I’ve seen this tendency as well, though I have not yet seen anyone bring in their “good with computers” kid to run trial presentation. Still, I think what he talks about at the link is something attorneys need to take a moment and think about:
“Today, I talk about what I still consider to be my biggest competition when it comes to getting hired as a hot seater. When an attorney who hasn’t worked with a hot seater before starts figuring out what it costs, they frequently get sticker shock and then try and find ways around incurring those costs. Combine that monetary impulse with an misunderstanding of what, exactly, a hot seater does, and then the mythical super cheap hot seater arises. This is usually a relative who is in high school or college, “good at computers”, and a fraction of the cost of what a regular hot seater would cost. But this is certainly a situation where you get what you pay for. I normally don’t like to share war stories on youtube and I don’t mean to single anyone out or embarrass anyone. But I think it’s a helpful cautionary tale to both attorneys, hot seaters, and “young persons” alike.”

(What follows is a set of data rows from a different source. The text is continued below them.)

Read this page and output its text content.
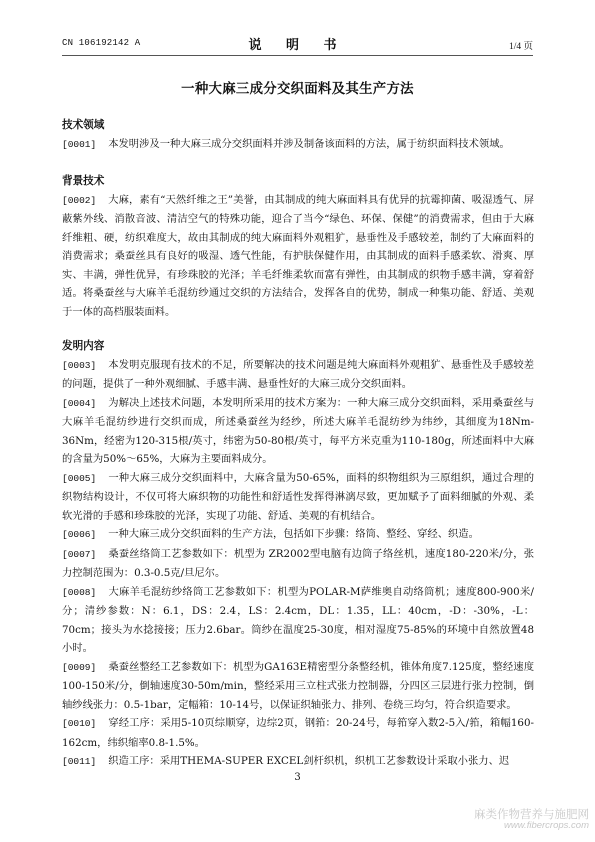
CN 106192142 A	说 明 书	1/4 页
一种大麻三成分交织面料及其生产方法

技术领域

[0001] 本发明涉及一种大麻三成分交织面料并涉及制备该面料的方法，属于纺织面料技术领域。

背景技术

[0002] 大麻，素有“天然纤维之王”美誉，由其制成的纯大麻面料具有优异的抗霉抑菌、吸湿透气、屏蔽紫外线、消散音波、清洁空气的特殊功能，迎合了当今“绿色、环保、保健”的消费需求，但由于大麻纤维粗、硬，纺织难度大，故由其制成的纯大麻面料外观粗犷，悬垂性及手感较差，制约了大麻面料的消费需求；桑蚕丝具有良好的吸湿、透气性能，有护肤保健作用，由其制成的面料手感柔软、滑爽、厚实、丰满，弹性优异，有珍珠胶的光泽；羊毛纤维柔软而富有弹性，由其制成的织物手感丰满，穿着舒适。将桑蚕丝与大麻羊毛混纺纱通过交织的方法结合，发挥各自的优势，制成一种集功能、舒适、美观于一体的高档服装面料。

发明内容

[0003] 本发明克服现有技术的不足，所要解决的技术问题是纯大麻面料外观粗犷、悬垂性及手感较差的问题，提供了一种外观细腻、手感丰满、悬垂性好的大麻三成分交织面料。

[0004] 为解决上述技术问题，本发明所采用的技术方案为：一种大麻三成分交织面料，采用桑蚕丝与大麻羊毛混纺纱进行交织而成，所述桑蚕丝为经纱，所述大麻羊毛混纺纱为纬纱，其细度为18Nm-36Nm，经密为120-315根/英寸，纬密为50-80根/英寸，每平方米克重为110-180g，所述面料中大麻的含量为50%～65%，大麻为主要面料成分。

[0005] 一种大麻三成分交织面料中，大麻含量为50-65%，面料的织物组织为三原组织，通过合理的织物结构设计，不仅可将大麻织物的功能性和舒适性发挥得淋漓尽致，更加赋予了面料细腻的外观、柔软光滑的手感和珍珠胶的光泽，实现了功能、舒适、美观的有机结合。

[0006] 一种大麻三成分交织面料的生产方法，包括如下步骤：络筒、整经、穿经、织造。

[0007] 桑蚕丝络筒工艺参数如下：机型为 ZR2002型电脑有边筒子络丝机，速度180-220米/分，张力控制范围为：0.3-0.5克/旦尼尔。

[0008] 大麻羊毛混纺纱络筒工艺参数如下：机型为POLAR-M萨维奥自动络筒机；速度800-900米/分；清纱参数：N：6.1，DS：2.4，LS：2.4cm，DL：1.35，LL：40cm，-D：-30%，-L：70cm；接头为水捻接接；压力2.6bar。筒纱在温度25-30度，相对湿度75-85%的环境中自然放置48小时。

[0009] 桑蚕丝整经工艺参数如下：机型为GA163E精密型分条整经机，锥体角度7.125度，整经速度100-150米/分，倒轴速度30-50m/min，整经采用三立柱式张力控制器，分四区三层进行张力控制，倒轴纱线张力：0.5-1bar，定幅箱：10-14号，以保证织轴张力、排列、卷绕三均匀，符合织造要求。

[0010] 穿经工序：采用5-10页综顺穿，边综2页，钢筘：20-24号，每筘穿入数2-5入/筘，箱幅160-162cm，纬织缩率0.8-1.5%。

[0011] 织造工序：采用THEMA-SUPER EXCEL剑杆织机，织机工艺参数设计采取小张力、迟

3
麻类作物营养与施肥网
www.fibercrops.com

I’ve always been of the mindset that in a firm where I work, there are three types of “hot-seat” situations.
1. If the case involves a small set of exhibits, will last a couple of days, and probably no one is going to be adding anything or objecting to anything, great I can teach a paralegal or associate how to get the exhibits up on a screen. They are already there, so not a bunch of extra costs for the client.
2. If it’s going to be a little more complicated, maybe you’ll be showing exhibits side by side and pulling out quotes, or maybe you’ll need to redact on the fly, or add new exhibits as you go, great I know the program, and can do that. Take me with you, at the firm’s billable rate for Lit Support.
3. For a five week trial, with hundreds of potential exhibits that have not been agreed to, will change, and you’re going to need someone to manage the whole thing as you go? Hire someone who does this full time. Don’t mess around with that. There’s no replacement for that level of expertise.
I find those levels to be useful, but getting everyone to stick to them can be a challenge, because that last one will cost you. Having the whole thing go south on you in court, might cost you more though.